Delighting in Never Ever Land
Richa Moorjani discovers that sometimes you can play a character too well.
Richa Moorjani has won over fans worldwide for her portrayal of Never Have I Ever's Kamala, a brilliant and beautiful Caltech PhD student from India living in Sherman Oaks, California, with her 15-year-old cousin, Devi (Maitreyi Ramakrishnan), and her strict Indian auntie Nalini (Poorna Jagannathan).
But Moorjani's own mother just might be her character's biggest admirer. "She loves Kamala so much, she'll ask me to be Kamala when I'm at home. And I'm like, 'That's not how it works,'" Moorjani says with a laugh.
In season two of the Netflix series (created by Mindy Kaling and Lang Fisher), Kamala's storyline focuses on her work as a biologist. She is "dealing with the very real challenges and struggles that a lot of women of color face in the fields of STEM," Moorjani says, referring to science, technology, engineering and math.
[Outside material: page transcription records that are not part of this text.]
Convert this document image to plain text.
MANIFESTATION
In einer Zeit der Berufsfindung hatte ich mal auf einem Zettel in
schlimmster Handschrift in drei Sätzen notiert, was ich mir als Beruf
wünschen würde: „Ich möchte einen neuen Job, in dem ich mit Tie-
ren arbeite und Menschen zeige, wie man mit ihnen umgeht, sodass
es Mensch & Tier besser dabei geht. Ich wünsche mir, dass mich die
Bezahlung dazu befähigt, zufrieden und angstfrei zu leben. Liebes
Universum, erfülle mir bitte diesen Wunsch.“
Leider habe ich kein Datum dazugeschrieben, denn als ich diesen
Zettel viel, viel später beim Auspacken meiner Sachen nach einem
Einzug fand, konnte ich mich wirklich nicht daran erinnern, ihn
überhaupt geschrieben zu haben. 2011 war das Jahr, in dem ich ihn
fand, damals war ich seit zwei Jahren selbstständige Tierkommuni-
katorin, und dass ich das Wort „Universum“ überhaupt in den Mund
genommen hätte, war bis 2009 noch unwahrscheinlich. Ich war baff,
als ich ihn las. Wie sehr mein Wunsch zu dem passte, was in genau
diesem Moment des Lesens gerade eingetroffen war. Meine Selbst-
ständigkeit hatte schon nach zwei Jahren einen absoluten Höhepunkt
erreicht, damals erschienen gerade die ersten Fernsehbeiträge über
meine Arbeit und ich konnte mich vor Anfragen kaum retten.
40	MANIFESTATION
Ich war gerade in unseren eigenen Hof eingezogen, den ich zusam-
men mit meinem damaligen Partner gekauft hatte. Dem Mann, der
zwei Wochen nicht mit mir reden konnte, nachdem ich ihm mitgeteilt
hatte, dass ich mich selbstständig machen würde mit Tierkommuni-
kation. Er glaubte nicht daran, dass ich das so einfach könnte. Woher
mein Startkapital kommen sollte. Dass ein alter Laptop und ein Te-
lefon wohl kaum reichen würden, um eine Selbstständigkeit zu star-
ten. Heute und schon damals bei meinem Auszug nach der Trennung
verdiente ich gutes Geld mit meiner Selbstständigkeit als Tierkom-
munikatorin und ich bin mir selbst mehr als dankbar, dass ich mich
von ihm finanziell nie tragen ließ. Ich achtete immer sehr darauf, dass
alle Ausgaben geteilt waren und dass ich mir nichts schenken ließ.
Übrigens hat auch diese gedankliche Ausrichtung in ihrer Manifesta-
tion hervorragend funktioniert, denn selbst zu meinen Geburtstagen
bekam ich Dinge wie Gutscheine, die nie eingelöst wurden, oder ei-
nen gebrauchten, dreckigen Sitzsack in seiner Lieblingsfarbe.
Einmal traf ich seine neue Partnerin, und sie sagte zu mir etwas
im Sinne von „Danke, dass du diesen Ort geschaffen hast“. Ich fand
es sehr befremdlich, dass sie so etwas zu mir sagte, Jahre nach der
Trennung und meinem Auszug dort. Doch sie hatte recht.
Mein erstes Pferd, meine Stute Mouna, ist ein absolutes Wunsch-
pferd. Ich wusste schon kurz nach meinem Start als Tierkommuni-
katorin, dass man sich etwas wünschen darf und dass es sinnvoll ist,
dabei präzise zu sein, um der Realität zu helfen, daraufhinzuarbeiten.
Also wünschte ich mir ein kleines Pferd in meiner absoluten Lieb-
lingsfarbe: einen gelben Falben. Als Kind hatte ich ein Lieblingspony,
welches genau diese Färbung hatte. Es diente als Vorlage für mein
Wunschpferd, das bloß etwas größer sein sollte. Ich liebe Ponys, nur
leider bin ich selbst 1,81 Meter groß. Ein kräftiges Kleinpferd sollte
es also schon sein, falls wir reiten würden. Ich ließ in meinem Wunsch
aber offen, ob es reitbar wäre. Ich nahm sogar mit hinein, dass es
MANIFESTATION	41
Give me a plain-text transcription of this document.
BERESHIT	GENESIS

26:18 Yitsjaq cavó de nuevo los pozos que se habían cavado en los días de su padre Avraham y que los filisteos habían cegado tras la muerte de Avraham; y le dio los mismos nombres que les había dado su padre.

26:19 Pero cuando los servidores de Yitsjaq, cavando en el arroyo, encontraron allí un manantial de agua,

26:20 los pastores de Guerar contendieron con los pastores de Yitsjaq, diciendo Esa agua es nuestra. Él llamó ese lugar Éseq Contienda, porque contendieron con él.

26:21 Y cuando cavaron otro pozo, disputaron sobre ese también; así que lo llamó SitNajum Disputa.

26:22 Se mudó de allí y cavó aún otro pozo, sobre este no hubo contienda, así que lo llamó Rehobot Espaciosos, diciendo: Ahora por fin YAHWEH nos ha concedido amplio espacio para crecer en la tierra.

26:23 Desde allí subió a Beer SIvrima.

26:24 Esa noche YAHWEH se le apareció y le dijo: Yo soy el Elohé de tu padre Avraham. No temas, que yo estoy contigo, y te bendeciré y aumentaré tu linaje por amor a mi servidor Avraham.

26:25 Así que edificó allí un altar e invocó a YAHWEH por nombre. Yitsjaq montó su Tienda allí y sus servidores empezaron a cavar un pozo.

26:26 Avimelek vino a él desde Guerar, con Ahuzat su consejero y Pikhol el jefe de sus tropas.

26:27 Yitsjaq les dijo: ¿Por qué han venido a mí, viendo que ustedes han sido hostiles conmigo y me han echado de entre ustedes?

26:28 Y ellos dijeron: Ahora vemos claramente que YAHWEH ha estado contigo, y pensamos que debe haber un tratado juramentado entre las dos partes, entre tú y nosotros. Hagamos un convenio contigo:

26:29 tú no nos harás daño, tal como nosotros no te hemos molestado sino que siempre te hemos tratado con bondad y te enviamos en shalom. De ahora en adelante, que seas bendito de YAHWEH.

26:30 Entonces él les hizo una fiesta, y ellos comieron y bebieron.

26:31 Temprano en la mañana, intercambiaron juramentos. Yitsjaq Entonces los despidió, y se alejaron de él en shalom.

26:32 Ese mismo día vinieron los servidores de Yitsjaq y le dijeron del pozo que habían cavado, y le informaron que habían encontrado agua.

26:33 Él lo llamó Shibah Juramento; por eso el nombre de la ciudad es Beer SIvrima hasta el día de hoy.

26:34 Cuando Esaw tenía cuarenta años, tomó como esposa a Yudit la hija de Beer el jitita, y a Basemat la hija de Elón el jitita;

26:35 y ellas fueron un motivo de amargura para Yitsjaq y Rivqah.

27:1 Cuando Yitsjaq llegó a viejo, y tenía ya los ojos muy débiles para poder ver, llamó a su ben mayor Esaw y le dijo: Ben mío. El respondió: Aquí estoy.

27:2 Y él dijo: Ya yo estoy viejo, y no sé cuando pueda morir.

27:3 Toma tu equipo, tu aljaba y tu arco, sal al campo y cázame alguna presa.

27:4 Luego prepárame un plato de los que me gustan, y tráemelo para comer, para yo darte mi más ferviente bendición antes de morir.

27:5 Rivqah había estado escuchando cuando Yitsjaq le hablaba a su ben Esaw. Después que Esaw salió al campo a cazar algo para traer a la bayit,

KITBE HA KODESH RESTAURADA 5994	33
Moorjani is quite familiar with academia, having been born and raised in the Bay Area surrounded by brainy people. "My dad and his side of the family are academics. They all have PhDs in science," she says.
And, yes, her parents had hoped that she, too, would earn a PhD one day. But they'll have to be satisfied with her playing a PhD candidate on screen. "This is the closest I'll ever get to having a PhD in science," she says, noting that her parents, who also play in a Bollywood music band, were deeply supportive of her artistic goals.
An actor and dancer — she's trained in classical Indian and Bollywood dancing as well as ballet, hip-hop and jazz — Moorjani spent nine years in Los Angeles before being cast in Never Have I Ever, her first lead role in a series. The opportunity means a lot to her professionally and personally.
"A show about a South Asian family — with not just one but three leading South Asian female characters — created by Mindy Kaling, who I've looked up to forever..." marvels Moorjani, who previously had a small role in an episode of Kaling's The Mindy Project. "When I was growing up, there was nothing like this, where I saw anybody who looked remotely like me on TV, or that reflected my experiences," she says. "We need so much more of this."